92 F. 695 | U.S. Circuit Court for the District of Eastern Louisiana | 1897
(after stating the facts as above). In the leading case of Newgass v. City of New Orleans, 33 Fed. 196, Judge Billings — the circuit judge concurring — held that the proper construction of the first section of the act of congress of March 3, 1887, relative to suits brought by assignees of promissory notes and choses in action, is:
“That the circuit court shall have no jurisdiction [of such suits], * * * except oyer — First, suits upon foreign bills of exchange; second, suits that might have been prosecuted in such court, to recover the said contents, if no assignment or transfer had been made; third, suits upon choses in action payable to bearer and made by a corporation.”

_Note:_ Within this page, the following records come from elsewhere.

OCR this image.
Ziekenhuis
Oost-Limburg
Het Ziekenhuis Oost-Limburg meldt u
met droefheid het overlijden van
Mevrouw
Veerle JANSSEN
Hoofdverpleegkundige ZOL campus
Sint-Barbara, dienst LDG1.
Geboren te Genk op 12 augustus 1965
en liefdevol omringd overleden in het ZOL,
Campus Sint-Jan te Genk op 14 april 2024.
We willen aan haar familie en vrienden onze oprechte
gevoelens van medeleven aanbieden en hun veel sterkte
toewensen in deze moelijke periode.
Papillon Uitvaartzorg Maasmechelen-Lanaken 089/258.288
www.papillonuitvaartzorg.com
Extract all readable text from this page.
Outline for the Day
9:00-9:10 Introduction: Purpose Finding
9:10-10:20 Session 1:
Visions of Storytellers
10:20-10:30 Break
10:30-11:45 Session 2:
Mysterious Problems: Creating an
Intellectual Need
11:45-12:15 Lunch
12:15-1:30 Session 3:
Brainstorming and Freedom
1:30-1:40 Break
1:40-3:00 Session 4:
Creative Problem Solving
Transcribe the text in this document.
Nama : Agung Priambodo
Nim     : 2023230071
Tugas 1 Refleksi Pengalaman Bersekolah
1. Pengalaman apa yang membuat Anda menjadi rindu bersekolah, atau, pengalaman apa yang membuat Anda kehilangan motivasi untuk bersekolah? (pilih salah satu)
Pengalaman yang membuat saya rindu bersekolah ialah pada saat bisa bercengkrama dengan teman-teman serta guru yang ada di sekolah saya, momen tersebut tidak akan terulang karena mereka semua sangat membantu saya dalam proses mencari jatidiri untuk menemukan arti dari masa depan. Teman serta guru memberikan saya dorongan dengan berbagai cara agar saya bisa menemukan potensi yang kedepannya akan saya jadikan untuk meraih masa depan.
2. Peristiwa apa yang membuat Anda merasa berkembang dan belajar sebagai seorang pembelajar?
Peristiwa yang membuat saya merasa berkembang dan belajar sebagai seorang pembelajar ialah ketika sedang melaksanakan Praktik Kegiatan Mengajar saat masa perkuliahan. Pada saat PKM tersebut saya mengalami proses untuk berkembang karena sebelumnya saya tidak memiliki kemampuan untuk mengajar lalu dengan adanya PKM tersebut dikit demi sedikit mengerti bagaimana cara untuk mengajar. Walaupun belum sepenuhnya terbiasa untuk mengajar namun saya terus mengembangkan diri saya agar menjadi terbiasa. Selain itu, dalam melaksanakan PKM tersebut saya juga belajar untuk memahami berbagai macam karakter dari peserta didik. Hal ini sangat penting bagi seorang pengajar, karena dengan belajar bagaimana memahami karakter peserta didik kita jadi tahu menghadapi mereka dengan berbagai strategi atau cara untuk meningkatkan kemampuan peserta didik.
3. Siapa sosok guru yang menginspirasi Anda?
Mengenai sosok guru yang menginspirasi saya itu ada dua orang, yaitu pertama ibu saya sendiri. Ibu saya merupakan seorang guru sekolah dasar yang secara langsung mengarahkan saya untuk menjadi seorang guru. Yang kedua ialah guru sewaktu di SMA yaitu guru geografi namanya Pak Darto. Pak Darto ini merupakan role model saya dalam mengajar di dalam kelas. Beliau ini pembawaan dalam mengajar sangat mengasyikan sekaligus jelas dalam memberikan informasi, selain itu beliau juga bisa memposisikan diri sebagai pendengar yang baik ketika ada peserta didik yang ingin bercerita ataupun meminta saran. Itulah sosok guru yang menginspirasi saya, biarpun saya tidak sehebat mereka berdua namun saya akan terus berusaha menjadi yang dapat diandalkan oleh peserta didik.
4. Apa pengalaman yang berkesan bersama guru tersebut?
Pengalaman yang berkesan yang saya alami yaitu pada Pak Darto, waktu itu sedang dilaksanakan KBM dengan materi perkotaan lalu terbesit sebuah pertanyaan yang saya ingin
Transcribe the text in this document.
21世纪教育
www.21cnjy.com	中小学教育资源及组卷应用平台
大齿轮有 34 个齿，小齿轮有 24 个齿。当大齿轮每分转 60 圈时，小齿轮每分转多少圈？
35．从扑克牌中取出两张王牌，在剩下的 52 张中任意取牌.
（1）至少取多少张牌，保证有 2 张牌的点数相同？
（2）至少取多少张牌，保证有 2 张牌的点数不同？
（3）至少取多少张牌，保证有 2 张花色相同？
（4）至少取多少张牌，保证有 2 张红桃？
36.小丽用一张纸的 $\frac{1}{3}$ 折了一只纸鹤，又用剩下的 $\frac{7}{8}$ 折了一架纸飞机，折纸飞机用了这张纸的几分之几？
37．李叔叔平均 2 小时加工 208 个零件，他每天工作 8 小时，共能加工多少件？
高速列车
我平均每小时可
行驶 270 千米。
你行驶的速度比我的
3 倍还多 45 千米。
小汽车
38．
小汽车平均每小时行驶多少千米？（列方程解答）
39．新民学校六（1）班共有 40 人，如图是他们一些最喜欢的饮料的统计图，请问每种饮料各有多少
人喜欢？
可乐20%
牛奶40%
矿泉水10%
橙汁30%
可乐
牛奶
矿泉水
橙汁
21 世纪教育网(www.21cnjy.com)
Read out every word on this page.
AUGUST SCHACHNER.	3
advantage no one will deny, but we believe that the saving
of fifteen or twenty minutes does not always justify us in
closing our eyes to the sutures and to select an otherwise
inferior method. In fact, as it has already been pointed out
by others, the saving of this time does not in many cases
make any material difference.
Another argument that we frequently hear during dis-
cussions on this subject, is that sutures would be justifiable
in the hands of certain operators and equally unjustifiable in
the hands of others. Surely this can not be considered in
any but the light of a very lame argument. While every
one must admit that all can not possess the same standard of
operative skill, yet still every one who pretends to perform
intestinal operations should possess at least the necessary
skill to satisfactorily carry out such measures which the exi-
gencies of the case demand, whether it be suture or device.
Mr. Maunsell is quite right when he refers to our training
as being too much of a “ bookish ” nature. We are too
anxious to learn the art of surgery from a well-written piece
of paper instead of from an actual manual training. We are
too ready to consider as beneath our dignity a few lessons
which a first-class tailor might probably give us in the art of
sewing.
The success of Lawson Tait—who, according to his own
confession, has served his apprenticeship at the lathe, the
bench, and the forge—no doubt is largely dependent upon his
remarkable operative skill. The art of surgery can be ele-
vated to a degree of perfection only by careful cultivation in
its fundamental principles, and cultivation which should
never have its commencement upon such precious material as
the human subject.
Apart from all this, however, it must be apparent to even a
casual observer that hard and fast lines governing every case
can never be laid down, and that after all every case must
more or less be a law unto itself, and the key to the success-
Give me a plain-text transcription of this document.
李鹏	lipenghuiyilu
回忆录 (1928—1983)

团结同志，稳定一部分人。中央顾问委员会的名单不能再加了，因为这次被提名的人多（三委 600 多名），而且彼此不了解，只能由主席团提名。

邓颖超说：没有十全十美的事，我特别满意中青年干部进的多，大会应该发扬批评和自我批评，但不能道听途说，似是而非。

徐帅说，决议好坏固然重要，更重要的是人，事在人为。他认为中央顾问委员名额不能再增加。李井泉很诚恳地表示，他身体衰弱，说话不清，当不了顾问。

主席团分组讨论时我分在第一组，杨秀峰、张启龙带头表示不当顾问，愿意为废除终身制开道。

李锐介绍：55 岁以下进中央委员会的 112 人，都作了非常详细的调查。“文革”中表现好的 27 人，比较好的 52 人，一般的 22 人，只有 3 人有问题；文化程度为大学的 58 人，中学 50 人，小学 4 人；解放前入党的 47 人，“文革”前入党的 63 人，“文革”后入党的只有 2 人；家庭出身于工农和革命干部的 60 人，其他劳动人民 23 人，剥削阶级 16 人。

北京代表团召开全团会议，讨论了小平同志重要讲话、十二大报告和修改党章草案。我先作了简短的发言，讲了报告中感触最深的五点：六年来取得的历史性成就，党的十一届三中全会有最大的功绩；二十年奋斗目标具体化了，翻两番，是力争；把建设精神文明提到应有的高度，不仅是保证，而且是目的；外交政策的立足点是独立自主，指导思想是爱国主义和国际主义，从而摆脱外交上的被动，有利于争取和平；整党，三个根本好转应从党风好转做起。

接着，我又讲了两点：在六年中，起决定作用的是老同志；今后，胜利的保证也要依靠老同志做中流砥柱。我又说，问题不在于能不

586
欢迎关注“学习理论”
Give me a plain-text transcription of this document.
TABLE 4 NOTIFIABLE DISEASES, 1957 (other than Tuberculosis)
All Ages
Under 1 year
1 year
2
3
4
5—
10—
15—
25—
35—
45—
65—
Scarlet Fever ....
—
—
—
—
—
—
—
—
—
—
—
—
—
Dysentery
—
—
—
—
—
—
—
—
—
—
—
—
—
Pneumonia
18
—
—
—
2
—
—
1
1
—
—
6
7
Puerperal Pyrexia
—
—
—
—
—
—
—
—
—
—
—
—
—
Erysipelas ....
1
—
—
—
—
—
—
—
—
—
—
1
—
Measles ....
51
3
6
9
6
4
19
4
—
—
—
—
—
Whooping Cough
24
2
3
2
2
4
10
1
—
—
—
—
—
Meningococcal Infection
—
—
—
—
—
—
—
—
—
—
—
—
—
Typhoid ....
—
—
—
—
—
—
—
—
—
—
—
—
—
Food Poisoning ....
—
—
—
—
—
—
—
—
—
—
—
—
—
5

So that Judge Billings maintained the jurisdiction as to suits on choses in action payable to bearer, and made by the city of New Orleans] and he denied the jurisdiction as to suits on choses in action made by the city, but requiring assignment (i. e. not payable to bearer). Judge Billings’ construction seems to have been adopted, without dissent. Rollins v. Chaffee Co., 34 Fed. 91; Laird v. Assurance Co., 44 Fed. 712; Justice Miller, in Wilson v. Knox Co., 43 Fed. 481; Bank v. Barling, 46 Fed. 357; Searcy Co. v. Thompson, 6 C. C. A. 674, 57 Fed. 1036; Nelson v. Eaton, 13 C. C. A. 523, 66 Fed. 377. City of New Orleans v. Benjamin, 153 U. S. 411, 14 Sup. Ct. 905, was a suit upon warrants payable to the order of certain persons, and upon other warrants which simply stated that the metropolitan police board was indebted to certain persons. See the warrants in 153 U. S. 419, 14 Sup. Ct. 908. While the warrants in the Benjamin Case were choses in action made by a corporation, yet, as they were not payable to bearer, the supreme court held (153 U. S. 433, 14 Sup. Ct. 912) that, to sue upon them, the assignee must bring himself within the above class 2 (i. e. he must allege that- his assignor could have sued). As the board of metropolitan police was a Louisiana corporation, the Benjamin Case also virtually disposes of the contention that section 1 of the act of March 3, 1887, applies only to nonresident corporations. The exception to the jurisdiction is overruled.